Philippe Rouja is a Director of Adara Development (Bermuda).
Philippe Max Rouja PhD is a Bermudian/French medical and cultural anthropologist with 25 years’ experience specializing in interdisciplinary marine science.
Philippe received his PhD in 1999 for his work with the Bardi people of North Western Australia, cataloguing renunciative resource allocation systems and seasonal traditional fishing practices. Post-Doctoral work with the renowned public health researcher Dr. Eric Dewailly demonstrated the sustainable genius of Bardi Peoples fisheries management strategies that simultaneously sustain the fishery and increase the nutritional benefits to the community through seasonal harvesting of Omega three fatty acids.
Philippe is currently the Principal Scientist in Marine Heritage and Ocean Human Health and Custodian of Historic Wrecks in the Department of Environment and Natural Resources of the Bermuda Government and Co Director of the Ocean Human Health Research Programme, established in 2003 with his colleague Dr. Eric Dewailly.
Philippe has worked extensively with coastal communities in Northern Australia, the Caribbean and French Polynesia, and has led and participated in several pioneering research programmes. In addition to Adara, he sits on several boards in the spheres of human health, ecotoxicology, remote community service delivery and ocean management, including:
- The Atlantis Mobile Laboratory coastal ecotoxicology programme that ran Bermuda’s first foetal cord blood study, the RSE Robots in Service of the Environment Programme founded in Bermuda.
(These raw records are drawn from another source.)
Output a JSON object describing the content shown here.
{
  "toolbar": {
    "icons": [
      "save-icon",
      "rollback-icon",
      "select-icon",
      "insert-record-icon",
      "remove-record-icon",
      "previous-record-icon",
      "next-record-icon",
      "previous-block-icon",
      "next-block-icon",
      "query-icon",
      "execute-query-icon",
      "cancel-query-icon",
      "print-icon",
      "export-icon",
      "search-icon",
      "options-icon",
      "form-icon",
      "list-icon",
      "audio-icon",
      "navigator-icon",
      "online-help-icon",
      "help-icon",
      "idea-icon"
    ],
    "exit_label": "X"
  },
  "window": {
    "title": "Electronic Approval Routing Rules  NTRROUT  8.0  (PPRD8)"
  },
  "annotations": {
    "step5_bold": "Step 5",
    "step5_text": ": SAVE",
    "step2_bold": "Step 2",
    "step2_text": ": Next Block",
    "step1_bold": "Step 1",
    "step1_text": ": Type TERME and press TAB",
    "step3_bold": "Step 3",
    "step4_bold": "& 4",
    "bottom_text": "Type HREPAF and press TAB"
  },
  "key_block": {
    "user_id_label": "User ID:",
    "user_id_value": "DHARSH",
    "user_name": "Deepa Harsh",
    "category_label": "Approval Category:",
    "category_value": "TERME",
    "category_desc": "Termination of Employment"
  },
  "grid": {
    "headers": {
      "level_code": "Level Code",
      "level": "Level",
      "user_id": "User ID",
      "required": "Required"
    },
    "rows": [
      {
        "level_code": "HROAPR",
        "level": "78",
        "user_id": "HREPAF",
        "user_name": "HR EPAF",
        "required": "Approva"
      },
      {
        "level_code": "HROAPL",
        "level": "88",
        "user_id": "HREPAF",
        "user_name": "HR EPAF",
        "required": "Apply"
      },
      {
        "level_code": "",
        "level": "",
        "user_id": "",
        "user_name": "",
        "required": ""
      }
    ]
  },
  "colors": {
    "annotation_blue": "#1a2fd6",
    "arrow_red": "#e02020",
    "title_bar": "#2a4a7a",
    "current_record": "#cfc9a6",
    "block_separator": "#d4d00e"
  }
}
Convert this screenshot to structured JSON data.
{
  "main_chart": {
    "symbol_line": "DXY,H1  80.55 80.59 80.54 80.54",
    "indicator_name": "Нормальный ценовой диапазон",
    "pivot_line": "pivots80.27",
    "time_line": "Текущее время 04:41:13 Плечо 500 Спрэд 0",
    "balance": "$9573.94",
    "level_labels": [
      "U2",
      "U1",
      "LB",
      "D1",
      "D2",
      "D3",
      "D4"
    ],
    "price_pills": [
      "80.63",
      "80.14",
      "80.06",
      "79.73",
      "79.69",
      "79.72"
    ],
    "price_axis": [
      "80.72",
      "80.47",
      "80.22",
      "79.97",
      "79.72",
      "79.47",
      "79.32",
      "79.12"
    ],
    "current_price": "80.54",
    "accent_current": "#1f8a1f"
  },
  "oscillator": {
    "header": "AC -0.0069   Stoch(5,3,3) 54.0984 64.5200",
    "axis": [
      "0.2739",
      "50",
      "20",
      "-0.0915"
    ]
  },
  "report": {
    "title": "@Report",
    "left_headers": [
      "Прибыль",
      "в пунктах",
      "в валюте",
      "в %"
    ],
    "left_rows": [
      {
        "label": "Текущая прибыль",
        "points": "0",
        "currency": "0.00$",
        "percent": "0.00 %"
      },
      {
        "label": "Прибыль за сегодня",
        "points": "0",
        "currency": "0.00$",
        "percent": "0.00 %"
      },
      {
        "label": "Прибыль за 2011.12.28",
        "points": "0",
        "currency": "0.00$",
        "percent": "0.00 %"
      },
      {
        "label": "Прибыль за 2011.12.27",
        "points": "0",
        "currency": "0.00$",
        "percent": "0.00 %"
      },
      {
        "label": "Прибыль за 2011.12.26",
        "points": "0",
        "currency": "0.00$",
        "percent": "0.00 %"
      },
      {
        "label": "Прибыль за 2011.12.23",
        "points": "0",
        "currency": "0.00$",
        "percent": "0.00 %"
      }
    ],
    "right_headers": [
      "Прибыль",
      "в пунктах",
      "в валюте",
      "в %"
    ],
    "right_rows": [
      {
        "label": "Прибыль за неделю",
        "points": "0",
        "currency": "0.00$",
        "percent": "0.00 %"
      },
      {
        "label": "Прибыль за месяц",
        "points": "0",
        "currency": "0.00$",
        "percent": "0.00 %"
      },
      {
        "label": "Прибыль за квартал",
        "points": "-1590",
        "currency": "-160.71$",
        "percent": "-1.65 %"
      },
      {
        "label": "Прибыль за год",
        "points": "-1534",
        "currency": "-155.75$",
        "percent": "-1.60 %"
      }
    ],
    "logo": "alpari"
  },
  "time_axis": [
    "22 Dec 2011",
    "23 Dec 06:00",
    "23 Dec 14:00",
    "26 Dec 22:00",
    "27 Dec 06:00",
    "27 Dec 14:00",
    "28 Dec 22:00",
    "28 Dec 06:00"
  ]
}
- The international ExpoCoast coastal ecotoxicology research programme. Philippe was a founding member of the Sargasso Sea Alliance and was named “Sea Keeper of Bermuda” by the International Sea Keepers Association in 2016. Philippe is heavily engaged in science communication and appears regularly in international media on oceans and marine topics, both serious and entertaining.
Philippe co-produced the documentary film “UTSUK” on dietary transition in the Arctic, and co-pioneered an award-winning app, Benefishiary, for communicating the risks and benefits of fish consumption in Bermuda based on a decade of research in risk benefit analysis of the local fishery.
In the world of shipwrecks, Philippe has worked for 16 years to catalogue the vast local knowledge of Bermuda’s shipwrecks, made several local shipwreck documentaries and co-led the excavation of the US Civil War blockade runner Mary Celestia that discovered sealed bottles of wine and perfume.
Philippe is currently working with Professor Falko Kuester’s labs at UCSD’s Cultural Heritage Engineering and Innovation Initiative pioneering new digital data capture and analysis techniques of Bermuda shipwreck and reef systems, creating an award-winning shipwreck website and cataloguing the impacts of climate change, and specifically sea level rise through monitoring of biological systems.
He has written a book “Fishing for Culture” based on his work with Bardi Mentor and Elder Douglas Wiggan, on the genius of Bardi fisheries management strategies. He also recently launched a film media company to catalogue and promote the knowledge of indigenous specialists and their value to confronting global challenges in fisheries and human ecological misalignment.
Philippe lives in Bermuda with his wife, daughter, three dogs, two cats and a varying number of chickens.